The US Energy Information Administration (EIA) has released figures that show China surpassed the US in annual gross crude oil imports in 2017, importing 8.4 million bpd compared with 7.9 million bpd for the US. China had become the world’s largest net importer (imports minus exports) of total petroleum and other liquid fuels in 2013. New refinery capacity and strategic inventory stockpiling combined with declining domestic oil production were the major factors contributing to the recent increase in China’s crude oil imports.
In 2017, 56% of China’s crude oil imports came from countries within the Organization of the Petroleum Exporting Countries (OPEC), a decline from the peak of 67% in 2012. More so than other countries, Russia and Brazil increased their market shares of Chinese imports between those years from 9% to 14% and from 2% to 5%, respectively.
Russia supplanted Saudi Arabia as China’s largest source of foreign crude oil in 2016, exporting 1.2 million bpd to China in 2017 compared with Saudi Arabia’s 1.0 million bpd. OPEC countries and some non-OPEC countries, including Russia, agreed to reduce crude oil production through the end of 2018, which may have allowed other countries to increase their market shares in China in 2017.
Several factors are believed to be driving the increase in China’s crude oil imports. China had the largest decline in domestic petroleum and other liquids production among non-OPEC countries in 2016, and EIA estimates it will have had the second-largest decline in 2017. Total liquids production in China averaged 4.8 million bpd in 2017, a y/y decline of 0.1 million bpd (2%) from 2016, and further declines in both 2018 and 2019 are predicted in EIA’s January 2018 Short-Term Energy Outlook (STEO).
In contrast to declining domestic production, EIA estimates that growth in China's consumption of petroleum and other liquid fuels in 2017 was the world’s largest for the ninth consecutive year, growing 0.4 million bpd (3%) to 13.2 million bpd. As China has built up inventories of strategic petroleum reserves, China’s crude oil imports have increased faster than their domestic consumption.
In addition, China has reformed its refining sector by reducing restrictions on both imports and exports. Since mid-2015, China granted crude oil import licenses to independent refineries in northeast China, which have since increased refinery utilisation and crude oil imports.
China’s crude oil imports have also increased because of higher refinery runs and expanding refinery capacity. China’s refinery runs increased by an estimated 0.5 million bpd in 2017 to 11.4 million bpd, driven in part by two refinery expansions in the second half of the year.

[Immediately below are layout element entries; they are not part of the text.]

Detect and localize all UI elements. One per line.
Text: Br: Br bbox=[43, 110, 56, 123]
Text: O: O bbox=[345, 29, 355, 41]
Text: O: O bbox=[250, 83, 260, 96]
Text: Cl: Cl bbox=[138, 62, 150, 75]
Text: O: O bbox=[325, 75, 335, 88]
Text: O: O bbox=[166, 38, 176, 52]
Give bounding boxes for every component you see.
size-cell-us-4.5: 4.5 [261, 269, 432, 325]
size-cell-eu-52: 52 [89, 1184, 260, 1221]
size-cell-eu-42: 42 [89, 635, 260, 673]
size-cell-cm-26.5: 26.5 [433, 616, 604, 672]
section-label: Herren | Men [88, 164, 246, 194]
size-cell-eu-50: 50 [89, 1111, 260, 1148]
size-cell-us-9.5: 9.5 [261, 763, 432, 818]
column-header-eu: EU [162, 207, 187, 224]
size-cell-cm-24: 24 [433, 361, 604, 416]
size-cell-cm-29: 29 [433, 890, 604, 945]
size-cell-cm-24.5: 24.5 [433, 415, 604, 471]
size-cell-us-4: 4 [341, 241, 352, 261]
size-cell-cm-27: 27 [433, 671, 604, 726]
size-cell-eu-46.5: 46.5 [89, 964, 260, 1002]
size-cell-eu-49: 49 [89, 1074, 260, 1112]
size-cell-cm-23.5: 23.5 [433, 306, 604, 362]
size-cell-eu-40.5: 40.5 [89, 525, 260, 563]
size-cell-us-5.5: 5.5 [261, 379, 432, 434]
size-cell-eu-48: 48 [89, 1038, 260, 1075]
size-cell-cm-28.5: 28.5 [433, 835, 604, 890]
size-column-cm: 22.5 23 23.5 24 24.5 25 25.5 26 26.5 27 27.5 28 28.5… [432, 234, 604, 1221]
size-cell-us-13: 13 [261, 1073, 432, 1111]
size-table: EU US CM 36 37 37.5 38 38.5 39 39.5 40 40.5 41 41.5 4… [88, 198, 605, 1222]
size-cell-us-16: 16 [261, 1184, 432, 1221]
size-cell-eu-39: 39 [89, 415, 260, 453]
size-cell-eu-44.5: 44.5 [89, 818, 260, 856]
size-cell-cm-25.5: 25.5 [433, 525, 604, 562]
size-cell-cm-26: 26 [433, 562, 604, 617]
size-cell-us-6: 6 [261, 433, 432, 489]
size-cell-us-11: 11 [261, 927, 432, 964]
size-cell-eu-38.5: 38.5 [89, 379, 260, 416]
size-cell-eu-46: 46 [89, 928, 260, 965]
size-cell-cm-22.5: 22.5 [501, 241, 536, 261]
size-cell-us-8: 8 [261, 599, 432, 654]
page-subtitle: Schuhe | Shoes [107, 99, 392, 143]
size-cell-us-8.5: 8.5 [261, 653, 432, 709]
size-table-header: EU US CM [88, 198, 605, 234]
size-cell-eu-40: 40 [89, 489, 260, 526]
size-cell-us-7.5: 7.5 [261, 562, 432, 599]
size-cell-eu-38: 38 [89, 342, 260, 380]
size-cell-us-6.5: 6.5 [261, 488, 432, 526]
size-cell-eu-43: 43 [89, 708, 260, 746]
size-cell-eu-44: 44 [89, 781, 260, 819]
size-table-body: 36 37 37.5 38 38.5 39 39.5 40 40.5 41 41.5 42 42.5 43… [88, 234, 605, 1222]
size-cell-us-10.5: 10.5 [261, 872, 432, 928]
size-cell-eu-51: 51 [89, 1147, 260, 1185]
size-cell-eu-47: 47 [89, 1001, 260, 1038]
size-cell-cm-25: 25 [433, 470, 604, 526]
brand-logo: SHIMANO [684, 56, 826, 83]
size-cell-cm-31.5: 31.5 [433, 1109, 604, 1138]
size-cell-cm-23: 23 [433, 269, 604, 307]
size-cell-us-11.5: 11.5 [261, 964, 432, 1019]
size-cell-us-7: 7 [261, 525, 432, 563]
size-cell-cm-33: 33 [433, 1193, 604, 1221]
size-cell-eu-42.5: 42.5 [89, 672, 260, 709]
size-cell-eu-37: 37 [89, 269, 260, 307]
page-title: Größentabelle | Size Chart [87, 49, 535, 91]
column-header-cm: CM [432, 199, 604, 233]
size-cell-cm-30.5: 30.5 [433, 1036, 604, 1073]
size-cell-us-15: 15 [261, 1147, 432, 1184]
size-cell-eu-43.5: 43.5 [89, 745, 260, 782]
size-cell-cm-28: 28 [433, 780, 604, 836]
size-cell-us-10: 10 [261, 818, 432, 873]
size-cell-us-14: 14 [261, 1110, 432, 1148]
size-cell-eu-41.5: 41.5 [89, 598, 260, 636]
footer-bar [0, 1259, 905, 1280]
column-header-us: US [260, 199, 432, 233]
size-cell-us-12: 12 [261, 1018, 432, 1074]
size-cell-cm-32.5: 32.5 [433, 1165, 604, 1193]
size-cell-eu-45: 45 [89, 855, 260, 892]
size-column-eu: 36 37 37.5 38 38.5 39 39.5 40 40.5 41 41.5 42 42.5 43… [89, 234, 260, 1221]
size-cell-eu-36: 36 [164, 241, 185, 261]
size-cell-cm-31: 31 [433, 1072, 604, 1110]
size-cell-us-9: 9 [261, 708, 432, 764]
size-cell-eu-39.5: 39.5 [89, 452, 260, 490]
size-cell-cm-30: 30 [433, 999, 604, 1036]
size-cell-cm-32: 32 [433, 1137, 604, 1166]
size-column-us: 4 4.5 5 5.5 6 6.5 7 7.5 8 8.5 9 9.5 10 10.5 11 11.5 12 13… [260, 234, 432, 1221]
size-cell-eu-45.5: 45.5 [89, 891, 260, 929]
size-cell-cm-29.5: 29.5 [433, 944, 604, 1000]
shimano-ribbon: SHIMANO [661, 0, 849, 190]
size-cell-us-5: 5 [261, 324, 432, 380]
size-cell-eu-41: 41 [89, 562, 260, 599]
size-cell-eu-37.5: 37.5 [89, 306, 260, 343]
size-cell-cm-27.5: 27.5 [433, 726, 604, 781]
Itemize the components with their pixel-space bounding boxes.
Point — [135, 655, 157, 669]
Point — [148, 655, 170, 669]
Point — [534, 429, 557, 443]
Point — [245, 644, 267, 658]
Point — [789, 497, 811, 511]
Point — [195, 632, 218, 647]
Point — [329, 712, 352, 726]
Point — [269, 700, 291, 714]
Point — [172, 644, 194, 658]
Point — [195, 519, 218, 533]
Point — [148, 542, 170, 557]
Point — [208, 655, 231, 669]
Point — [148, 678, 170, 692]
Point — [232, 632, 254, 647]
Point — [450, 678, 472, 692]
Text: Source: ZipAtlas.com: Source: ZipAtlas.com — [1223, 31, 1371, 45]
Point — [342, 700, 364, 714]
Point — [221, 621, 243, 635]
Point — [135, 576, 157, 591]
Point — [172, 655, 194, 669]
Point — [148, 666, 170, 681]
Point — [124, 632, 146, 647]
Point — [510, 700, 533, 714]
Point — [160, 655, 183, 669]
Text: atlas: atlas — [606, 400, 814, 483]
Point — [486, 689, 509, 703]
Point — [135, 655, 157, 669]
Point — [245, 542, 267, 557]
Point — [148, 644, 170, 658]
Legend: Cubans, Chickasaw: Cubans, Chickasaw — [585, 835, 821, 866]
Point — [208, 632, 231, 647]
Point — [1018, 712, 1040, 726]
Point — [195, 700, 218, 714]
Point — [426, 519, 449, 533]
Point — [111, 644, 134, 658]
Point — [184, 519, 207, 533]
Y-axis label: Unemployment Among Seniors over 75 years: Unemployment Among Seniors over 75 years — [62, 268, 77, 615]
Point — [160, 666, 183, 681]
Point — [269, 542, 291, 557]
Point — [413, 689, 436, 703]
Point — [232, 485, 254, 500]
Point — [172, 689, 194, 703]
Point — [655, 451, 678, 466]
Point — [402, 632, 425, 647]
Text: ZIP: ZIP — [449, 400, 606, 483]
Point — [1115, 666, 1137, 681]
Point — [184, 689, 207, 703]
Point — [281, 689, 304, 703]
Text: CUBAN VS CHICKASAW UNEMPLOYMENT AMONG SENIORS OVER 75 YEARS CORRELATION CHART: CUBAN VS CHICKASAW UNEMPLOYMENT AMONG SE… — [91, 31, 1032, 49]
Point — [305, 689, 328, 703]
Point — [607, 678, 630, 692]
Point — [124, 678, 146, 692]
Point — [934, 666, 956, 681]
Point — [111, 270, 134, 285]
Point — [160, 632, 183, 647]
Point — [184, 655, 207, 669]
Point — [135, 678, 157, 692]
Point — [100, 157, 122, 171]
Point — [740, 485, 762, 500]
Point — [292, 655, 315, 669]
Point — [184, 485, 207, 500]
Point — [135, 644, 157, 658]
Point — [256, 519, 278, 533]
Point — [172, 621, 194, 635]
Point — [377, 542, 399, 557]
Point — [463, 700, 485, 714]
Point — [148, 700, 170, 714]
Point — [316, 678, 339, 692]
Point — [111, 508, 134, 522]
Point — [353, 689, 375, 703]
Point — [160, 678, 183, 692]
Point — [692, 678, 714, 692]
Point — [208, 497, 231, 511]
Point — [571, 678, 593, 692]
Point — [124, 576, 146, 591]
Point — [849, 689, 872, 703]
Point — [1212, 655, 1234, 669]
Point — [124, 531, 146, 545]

A 260 000 bpd refinery in Anning in Yunnan province started operating in 3Q17. The China National Offshore Oil Corporation’s (CNOOC) Huizhou refinery increased capacity by 200 000 bpd and increased its imports from various sources in 3Q17 and 4Q17.
Ongoing infrastructure expansions will likely contribute to further increases in China’s crude oil imports. In January 2018, China and Russia began operating an expansion of the East Siberia-Pacific Ocean (ESPO) pipeline, doubling its delivery capacity to approximately 0.6 million bpd. According to trade press reports, as much as 1.4 million bpd of new refinery capacity is planned to open in China by the end of 2019. Given China’s expected decline in domestic crude oil production, imports will likely continue to increase over at least the next two years.